O objetivo principal do estudo foi analisar se as métricas filogenéticas têm uma relação significativa com variáveis como a altura máxima de inundação, a profundidade máxima do lençol freático e a amplitude máxima de inundação, sendo a soma da altura máxima da inundação e profundidade máxima do lençol freático.
Por que preservar esses espaços?
De acordo com Gomes, na bacia amazônica, a legislação ambiental atual não abrange microbacias, como as dos riachos de terra firme. “Isso chama atenção para a necessidade de outros estudos como este, onde analisamos todo o gradiente, desde essas áreas menores até rios maiores, como os igapós. Apesar das matas ciliares serem áreas de preservação permanente, seus limites têm sido reduzidos ao longo do tempo, afetando as populações e as espécies especialistas que levaram milhões de anos para se adaptar a condições específicas nestes ambientes”, explica.

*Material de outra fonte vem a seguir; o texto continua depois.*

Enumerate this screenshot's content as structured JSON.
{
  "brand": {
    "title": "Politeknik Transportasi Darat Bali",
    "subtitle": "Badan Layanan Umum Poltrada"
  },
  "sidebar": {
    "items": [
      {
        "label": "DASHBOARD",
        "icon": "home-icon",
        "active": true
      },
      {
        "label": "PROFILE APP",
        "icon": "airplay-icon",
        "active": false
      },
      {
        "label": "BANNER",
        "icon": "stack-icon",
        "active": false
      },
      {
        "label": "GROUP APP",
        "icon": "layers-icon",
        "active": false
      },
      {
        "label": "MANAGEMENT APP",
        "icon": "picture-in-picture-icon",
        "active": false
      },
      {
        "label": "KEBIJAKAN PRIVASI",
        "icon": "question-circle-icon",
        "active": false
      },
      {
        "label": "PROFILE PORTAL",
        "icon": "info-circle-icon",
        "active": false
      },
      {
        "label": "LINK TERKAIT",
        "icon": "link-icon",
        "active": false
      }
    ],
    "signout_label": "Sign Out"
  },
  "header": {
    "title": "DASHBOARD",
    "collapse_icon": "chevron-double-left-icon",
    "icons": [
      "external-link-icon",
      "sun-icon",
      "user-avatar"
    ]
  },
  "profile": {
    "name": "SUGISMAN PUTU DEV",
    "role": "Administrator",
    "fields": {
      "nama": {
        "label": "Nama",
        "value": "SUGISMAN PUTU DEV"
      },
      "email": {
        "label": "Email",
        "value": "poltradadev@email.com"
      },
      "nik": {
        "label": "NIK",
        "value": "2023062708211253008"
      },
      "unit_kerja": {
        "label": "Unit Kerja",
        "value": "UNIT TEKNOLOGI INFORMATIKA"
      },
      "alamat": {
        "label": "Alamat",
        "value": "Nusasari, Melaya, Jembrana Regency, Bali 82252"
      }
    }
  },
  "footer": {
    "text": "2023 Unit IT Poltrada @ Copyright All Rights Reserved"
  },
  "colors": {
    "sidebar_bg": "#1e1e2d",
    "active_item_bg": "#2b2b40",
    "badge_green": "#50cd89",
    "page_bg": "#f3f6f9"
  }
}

O estudo ressalta a importância das matas ciliares e marginais aos rios para a saúde dos ecossistemas e das comunidades locais, garantindo a qualidade da água, prevenindo a erosão do solo, regulando o clima e fornecendo habitat para diversas espécies que só ocorrem nessas áreas. Esses resultados são cruciais para a conservação, pois permitem identificar regiões prioritárias, desenvolver estratégias de manejo sustentável, influenciar políticas públicas e aumentar a conscientização sobre a importância dessas florestas, promovendo práticas de proteção e gestão sustentável.
Com informações da Ascom Inpa e do Instituto Nacional de Pesquisas da Amazônia (Inpa/MCTI).